According to the World Bank’s annual report, in FY2022, the World Bank committed more than US$104 billion to projects around the world. Experts say countries will need trillions of dollars to fight and adapt to climate change.
Before the increase was even considered, US officials said the World Bank’s debt and equity levels were high, given the reluctance of the politically divided US Congress to allocate more funds directly. Changes to ratios and other rules could free up more money to fight climate change, he said. Capital increase.
An independent report produced for the major G20 economies says changing the way banks and other multilateral development banks (MDBs) operate could unlock hundreds of billions of dollars in additional funding. says there is.
But some middle-income countries are worried that their banks’ AAA credit ratings could drop, raising borrowing costs, Mark Malloch Brown, head of the Open Society Foundations, told Reuters. rice field.

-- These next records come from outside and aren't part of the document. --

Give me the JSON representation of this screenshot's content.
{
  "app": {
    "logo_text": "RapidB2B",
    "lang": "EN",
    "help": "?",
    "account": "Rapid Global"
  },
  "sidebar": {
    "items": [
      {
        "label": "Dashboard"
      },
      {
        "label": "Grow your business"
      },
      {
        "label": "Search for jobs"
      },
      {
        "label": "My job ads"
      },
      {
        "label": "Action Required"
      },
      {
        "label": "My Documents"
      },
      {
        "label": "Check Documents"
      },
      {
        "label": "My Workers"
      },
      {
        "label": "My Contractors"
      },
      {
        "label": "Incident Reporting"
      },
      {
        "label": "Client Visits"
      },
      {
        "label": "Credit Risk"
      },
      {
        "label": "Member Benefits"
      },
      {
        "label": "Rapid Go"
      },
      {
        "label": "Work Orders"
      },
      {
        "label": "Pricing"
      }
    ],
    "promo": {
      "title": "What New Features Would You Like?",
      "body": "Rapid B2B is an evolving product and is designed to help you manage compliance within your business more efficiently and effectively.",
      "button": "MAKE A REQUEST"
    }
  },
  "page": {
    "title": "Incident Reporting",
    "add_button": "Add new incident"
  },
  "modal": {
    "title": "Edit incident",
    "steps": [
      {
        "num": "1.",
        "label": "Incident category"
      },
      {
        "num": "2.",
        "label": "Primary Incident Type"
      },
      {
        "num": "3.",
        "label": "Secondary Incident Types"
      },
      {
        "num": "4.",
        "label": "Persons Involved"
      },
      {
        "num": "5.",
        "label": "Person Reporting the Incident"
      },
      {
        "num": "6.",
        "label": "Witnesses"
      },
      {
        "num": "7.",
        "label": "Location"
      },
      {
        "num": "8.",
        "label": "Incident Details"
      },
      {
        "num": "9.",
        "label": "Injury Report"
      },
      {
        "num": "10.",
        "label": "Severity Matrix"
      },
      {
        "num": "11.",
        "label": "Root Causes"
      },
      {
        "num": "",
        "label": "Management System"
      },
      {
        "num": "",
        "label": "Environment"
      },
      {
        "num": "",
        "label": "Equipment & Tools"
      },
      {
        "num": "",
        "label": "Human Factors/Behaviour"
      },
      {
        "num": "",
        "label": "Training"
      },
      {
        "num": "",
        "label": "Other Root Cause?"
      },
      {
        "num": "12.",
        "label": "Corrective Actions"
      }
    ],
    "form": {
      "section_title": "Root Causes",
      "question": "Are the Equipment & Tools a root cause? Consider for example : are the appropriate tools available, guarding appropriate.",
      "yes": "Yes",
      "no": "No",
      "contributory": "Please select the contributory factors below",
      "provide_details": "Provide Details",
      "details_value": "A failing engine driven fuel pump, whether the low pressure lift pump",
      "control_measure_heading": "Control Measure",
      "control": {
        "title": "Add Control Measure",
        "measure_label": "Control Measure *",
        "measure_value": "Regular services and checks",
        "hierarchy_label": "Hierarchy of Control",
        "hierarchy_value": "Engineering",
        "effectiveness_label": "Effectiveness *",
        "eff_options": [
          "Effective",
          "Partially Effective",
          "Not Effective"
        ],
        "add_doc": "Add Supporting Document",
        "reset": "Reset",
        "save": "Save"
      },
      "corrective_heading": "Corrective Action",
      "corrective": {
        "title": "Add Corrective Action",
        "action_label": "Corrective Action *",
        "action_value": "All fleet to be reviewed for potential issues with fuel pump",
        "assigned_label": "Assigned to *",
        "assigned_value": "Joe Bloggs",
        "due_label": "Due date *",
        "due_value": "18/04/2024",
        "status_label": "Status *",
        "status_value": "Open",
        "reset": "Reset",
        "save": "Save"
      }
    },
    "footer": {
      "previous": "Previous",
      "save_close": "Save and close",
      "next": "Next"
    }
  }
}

“Middle-income countries worry that borrowing costs will rise as Western countries refuse to provide more cash.”
Iskander Erzini Vernoit, director of the Imal Initiative for Climate and Development, a climate think tank based in Morocco, said the United States has contributed only US$2 billion of the US$100 billion climate finance pledged by rich countries. He said he needed to invest more.
“The shift of blame to MDB managers has only gotten us so far and not enough to raise funds to tackle polycrisis at scale,” he said.